Personal information
- Full name: Nikolai Aleksandrovich Zolotov
- Date of birth: 11 November 1994 (age 31)
- Place of birth: Vitebsk, Belarus
- Height: 1.77 m (5 ft 10 in)
- Position: Defender

Team information
- Current team: Zimbru Chișinău
- Number: 35

Youth career
- 2011–2012: Vitebsk
- 2013–2014: Shakhtyor Soligorsk

Senior career*
- Years: Team / Apps / (Gls)
- 2012: Vitebsk-2 / 27 / (1)
- 2014–2017: Shakhtyor Soligorsk / 0 / (0)
- 2015: → Vitebsk (loan) / 16 / (0)
- 2016: → Vitebsk (loan) / 23 / (0)
- 2017–2019: Vitebsk / 75 / (2)
- 2020: Ural Yekaterinburg / 15 / (0)
- 2021–2023: Kolos Kovalivka / 47 / (0)
- 2022: → Bastia (loan) / 1 / (0)
- 2024: Yelimay / 5 / (0)
- 2024–2025: Maxline Vitebsk / 2 / (0)
- 2025–: Zimbru Chișinău / 27 / (0)

International career^{‡}
- 2014–2016: Belarus U21 / 20 / (0)
- 2019–2021: Belarus / 14 / (0)

= Nikolai Zolotov =

Belarusian footballer

Nikolai Aleksandrovich Zolotov (Мікалай Аляксандравіч Золатаў; Николай Александрович Золотов; born 11 November 1994) is a Belarusian professional footballer who plays as a defender for Moldovan Liga club Zimbru Chișinău.

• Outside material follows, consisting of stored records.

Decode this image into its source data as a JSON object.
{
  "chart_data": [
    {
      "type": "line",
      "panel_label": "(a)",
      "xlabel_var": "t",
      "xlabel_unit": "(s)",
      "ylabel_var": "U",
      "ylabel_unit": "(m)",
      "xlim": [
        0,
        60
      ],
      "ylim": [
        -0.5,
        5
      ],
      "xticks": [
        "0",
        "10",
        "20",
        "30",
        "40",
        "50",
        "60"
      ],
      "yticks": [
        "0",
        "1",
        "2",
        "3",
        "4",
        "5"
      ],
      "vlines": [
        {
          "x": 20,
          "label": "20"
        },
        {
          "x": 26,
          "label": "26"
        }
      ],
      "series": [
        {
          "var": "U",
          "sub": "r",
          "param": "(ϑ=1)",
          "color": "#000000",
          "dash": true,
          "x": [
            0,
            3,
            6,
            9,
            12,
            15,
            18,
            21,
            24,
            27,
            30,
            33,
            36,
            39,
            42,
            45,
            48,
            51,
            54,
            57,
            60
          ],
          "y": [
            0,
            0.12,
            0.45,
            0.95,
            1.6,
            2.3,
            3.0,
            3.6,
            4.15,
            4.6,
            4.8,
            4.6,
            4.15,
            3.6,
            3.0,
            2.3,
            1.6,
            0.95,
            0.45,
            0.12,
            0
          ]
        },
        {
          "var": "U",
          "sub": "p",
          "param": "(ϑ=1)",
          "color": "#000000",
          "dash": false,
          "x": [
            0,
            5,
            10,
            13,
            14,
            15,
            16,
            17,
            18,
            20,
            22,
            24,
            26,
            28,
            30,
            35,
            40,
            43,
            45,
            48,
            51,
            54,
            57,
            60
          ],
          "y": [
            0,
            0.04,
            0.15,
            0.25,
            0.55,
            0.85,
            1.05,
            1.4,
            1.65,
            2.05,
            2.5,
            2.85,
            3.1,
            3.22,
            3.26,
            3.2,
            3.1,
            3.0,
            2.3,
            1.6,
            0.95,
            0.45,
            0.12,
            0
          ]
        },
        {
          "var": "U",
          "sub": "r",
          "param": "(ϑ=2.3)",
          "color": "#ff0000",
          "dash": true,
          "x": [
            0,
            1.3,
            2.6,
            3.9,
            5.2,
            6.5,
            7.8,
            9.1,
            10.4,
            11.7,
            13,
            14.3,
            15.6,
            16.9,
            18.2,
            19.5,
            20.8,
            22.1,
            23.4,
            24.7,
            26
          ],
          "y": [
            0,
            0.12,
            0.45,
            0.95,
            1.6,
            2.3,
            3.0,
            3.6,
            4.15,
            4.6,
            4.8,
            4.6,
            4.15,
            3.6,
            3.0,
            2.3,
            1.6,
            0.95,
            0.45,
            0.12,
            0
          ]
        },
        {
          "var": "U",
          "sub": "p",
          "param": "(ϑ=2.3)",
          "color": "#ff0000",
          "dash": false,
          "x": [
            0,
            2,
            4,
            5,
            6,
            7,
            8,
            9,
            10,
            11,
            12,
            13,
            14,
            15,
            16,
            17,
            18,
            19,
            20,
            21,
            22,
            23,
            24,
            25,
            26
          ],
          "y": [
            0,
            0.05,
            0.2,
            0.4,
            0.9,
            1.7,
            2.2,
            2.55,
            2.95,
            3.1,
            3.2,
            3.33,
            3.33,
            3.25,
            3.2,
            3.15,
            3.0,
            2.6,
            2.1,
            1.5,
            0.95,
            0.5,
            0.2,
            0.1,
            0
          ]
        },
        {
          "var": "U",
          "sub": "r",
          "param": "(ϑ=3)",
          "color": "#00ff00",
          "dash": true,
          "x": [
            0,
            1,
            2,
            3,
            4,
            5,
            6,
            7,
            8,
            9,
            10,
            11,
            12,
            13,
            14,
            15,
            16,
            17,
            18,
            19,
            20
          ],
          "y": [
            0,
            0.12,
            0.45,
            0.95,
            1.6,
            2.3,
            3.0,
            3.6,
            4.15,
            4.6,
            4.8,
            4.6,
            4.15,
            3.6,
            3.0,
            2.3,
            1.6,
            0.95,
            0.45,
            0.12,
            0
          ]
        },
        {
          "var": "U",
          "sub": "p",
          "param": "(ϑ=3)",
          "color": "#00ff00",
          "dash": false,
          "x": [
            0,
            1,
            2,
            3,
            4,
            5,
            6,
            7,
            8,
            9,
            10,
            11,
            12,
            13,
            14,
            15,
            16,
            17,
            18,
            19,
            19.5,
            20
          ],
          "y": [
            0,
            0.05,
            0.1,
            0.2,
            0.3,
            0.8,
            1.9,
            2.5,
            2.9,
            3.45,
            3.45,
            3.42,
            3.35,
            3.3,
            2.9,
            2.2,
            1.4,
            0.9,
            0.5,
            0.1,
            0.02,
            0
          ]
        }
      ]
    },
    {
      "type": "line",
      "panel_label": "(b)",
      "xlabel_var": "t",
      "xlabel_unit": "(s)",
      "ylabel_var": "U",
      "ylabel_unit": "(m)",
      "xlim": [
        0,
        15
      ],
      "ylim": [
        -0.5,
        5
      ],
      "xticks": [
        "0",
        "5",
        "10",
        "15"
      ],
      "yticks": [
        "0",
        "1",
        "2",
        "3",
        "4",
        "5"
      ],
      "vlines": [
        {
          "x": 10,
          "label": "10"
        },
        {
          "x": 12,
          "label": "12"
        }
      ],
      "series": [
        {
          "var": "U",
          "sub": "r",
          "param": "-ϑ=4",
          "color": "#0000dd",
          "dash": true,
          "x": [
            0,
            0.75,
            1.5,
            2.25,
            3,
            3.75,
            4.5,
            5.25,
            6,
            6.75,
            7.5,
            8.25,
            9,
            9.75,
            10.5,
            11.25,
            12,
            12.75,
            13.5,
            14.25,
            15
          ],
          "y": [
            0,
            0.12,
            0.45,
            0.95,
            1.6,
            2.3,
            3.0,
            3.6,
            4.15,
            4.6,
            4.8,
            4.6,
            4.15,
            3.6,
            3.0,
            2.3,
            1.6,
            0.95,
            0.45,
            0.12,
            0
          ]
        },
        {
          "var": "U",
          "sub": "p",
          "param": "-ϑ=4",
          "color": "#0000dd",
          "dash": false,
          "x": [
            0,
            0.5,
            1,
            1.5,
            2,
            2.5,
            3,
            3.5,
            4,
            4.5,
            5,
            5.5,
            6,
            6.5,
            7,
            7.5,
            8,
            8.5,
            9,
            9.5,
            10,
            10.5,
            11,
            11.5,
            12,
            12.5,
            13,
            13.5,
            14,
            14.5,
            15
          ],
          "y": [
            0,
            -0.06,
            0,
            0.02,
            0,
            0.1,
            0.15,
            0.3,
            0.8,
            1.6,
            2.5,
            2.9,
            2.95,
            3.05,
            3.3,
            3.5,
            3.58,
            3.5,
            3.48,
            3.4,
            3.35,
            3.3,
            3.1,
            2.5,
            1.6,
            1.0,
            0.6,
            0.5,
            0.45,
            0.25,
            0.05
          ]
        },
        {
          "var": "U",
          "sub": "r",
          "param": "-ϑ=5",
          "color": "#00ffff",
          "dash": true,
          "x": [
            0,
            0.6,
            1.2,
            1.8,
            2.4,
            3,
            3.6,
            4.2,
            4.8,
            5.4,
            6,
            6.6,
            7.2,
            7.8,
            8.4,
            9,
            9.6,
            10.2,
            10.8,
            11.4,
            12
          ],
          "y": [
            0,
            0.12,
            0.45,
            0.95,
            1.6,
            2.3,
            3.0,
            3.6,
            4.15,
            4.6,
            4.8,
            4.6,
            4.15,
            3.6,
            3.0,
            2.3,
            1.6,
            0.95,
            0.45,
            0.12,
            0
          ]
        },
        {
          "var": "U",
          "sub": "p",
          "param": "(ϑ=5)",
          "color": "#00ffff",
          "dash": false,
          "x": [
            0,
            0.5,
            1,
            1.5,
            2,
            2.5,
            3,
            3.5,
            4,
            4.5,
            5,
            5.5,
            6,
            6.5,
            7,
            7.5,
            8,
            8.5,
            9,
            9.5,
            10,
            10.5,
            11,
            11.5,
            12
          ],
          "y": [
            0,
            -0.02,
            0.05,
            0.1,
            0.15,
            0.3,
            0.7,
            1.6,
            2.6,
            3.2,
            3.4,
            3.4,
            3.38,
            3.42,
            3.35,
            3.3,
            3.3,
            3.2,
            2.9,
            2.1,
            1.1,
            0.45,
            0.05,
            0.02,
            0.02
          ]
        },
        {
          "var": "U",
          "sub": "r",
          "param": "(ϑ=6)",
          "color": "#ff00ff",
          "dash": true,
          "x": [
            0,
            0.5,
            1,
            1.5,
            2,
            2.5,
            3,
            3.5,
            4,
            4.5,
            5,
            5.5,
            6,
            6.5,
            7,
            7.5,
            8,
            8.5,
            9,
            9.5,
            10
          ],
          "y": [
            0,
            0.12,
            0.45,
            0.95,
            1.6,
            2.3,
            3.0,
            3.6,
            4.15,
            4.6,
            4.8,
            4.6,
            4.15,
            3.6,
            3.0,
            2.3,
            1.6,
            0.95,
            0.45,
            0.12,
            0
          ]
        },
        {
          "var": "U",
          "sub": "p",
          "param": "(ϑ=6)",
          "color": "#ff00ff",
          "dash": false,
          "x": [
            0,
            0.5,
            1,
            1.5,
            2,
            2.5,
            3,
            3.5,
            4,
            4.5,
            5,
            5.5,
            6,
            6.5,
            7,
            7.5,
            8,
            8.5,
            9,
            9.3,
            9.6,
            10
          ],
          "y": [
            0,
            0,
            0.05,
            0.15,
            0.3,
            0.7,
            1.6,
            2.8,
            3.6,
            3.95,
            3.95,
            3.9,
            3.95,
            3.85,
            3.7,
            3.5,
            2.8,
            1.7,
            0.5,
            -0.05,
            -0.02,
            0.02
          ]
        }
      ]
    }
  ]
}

In 2019–2021, he represented the Belarus national team.

==Club career==
On 23 December 2019, Zolotov signed a long-term contract with Russian Premier League club FC Ural Yekaterinburg. On 18 January 2021, his Ural contract was terminated by mutual consent.

On 14 April 2022, Zolotov joined Bastia on loan until the end of the season.